Шрифт:
Интервал:
Закладка:
Говорили они в тот вечер, как и всегда, на русско-французском, то есть, каждая объяснялась на своем родном языке, и это было прекрасно: слушать чужую речь, но отвечать так, как привычнее и быстрее. Ни словом, ни взглядом не упоминали Героя Советского Союза и сиротливый чемодан, прильнувший к детским качелям.
Леони рассказывала о своей жизни в Париже – у неё была квартира на правом берегу, рядом с памятником Александру Дюма-отцу. На той же площади напротив отца стоял памятник сыну, писателю с тем же именем.
– Приедешь ко мне, и мы будем ходить по этой площади от одного Александра до другого, – говорила Леони, и Елена закрывала глаза, представляя себе город, знакомый с детства по книгам и учебникам, но при этом совершенно незнакомый.
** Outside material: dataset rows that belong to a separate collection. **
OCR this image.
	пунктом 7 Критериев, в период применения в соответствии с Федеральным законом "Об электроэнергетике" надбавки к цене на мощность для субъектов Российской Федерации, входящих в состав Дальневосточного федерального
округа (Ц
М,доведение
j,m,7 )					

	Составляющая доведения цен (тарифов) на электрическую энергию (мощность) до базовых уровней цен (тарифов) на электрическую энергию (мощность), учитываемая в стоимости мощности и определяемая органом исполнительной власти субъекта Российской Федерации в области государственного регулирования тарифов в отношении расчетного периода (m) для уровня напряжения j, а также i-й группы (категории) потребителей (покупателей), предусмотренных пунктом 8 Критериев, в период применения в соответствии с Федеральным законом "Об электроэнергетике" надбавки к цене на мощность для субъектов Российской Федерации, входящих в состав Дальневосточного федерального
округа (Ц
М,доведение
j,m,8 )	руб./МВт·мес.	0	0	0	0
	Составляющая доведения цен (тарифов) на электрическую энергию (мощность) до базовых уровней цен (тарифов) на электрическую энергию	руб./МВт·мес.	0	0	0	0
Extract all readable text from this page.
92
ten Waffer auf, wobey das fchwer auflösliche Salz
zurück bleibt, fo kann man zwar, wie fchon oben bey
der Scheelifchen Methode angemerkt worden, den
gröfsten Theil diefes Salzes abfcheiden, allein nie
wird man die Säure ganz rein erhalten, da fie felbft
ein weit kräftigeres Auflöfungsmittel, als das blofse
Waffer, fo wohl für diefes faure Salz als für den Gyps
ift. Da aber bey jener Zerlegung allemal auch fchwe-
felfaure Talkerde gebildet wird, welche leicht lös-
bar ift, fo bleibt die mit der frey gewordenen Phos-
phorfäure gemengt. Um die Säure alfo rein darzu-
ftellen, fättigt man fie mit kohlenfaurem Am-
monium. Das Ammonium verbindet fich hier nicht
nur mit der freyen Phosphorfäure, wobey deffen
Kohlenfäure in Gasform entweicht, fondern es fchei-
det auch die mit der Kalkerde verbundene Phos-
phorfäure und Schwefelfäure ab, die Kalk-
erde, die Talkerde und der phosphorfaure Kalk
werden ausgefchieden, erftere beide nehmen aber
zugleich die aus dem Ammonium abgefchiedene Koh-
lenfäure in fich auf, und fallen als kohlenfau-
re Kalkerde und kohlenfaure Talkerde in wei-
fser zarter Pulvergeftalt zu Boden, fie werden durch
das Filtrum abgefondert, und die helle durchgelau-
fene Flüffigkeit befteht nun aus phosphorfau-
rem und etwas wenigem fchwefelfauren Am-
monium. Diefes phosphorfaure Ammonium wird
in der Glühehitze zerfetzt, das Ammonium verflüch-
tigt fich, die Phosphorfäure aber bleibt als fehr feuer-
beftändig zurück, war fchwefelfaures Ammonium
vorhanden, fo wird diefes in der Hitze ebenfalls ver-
Той ночью Елена пришла к тётке Зине – а куда ей было ещё идти? Леони жила в гостинице, туда гостей не пускали. Приставленный к французской делегации специалист и без того косо поглядывал на парижанку, чересчур быстро освоившуюся в Москве.
Зизя вопросов не задавала – сестра уже успела позвонить ей, и без интеллигентских «сюси-пуси» выпалила:
– Ты её хотела? Вот и забирай. И не смейте мне больше звонить!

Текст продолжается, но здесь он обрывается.